The Future Of Management
Holacracy forces people into a certain shape, and I do mean force. The main case study for this management style, Zappos, offered a severance package for the people that were not interested in the New Way. On one hand, that is a generous offer. On the other, that is a polite way of saying “Our way, or leave”.
Oddly enough, most of the complaints are that a format that is designed for personal empowerment, is dragging down productivity.
Software testing is very much a niche in the larger field of software development. Testers are generally a small percentage of the team and have a specific skill set. In that niche, is a smaller one called Context Driven Testing. There are a few principles, most of which amount to the idea that you should assess your context — the people, the environment, the business, and the problems we are trying to solve — before introducing methods and solutions into the mix.
The future of management is in context-driven-management.

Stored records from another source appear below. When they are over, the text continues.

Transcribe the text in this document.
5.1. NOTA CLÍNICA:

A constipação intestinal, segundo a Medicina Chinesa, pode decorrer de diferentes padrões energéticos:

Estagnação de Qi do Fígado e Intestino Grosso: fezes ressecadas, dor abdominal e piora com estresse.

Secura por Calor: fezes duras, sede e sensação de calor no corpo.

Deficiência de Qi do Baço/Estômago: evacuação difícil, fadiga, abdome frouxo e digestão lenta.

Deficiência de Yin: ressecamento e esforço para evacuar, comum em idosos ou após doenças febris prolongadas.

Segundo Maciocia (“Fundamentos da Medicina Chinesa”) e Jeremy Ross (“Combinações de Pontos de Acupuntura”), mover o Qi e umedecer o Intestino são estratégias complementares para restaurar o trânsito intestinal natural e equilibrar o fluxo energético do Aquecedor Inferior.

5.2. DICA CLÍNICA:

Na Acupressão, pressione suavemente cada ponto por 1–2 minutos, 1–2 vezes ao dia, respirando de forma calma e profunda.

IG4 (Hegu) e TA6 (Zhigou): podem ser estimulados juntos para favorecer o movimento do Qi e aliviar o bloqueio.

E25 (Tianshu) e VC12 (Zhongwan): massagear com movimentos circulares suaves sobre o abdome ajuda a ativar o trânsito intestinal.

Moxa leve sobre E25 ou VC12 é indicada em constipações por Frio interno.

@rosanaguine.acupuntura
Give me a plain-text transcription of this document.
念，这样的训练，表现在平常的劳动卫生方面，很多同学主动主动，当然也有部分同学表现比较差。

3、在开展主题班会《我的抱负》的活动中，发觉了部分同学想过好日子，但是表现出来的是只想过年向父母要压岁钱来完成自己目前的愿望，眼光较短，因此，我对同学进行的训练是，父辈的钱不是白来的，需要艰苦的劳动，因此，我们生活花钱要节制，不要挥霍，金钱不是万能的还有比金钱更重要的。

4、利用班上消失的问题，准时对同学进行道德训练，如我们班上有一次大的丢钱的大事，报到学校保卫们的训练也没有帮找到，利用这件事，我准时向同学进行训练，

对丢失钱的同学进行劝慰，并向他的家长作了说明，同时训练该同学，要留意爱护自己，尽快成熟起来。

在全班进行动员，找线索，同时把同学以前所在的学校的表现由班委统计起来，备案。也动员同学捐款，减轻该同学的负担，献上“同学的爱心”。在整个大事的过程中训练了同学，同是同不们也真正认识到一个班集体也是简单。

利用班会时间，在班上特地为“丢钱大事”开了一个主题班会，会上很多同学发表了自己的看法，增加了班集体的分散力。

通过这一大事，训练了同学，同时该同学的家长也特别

Instead of following trends that focus on forcing people into a room together and calling it collaboration, we could take some time and figure out what our problems are. One interesting thing I see is people at the top of a company trying to simplify decisions by getting everyone to do the same thing. That could be squishing developers into an open office, or measuring every little thing in the name of productivity. Usually, what we get from this is a group of less productive, less happy people.
Introducing and letting differences thrive is the context driven way of doing things. Some people do good work in open space environments, some prefer a private office, and some want to work from home. That’s just working space, people also have preference on tools and development environments, the types of projects they work on, and who they work with. Let them choose.
Management is hard, pretending it gets easier by putting everyone in the same box is silly.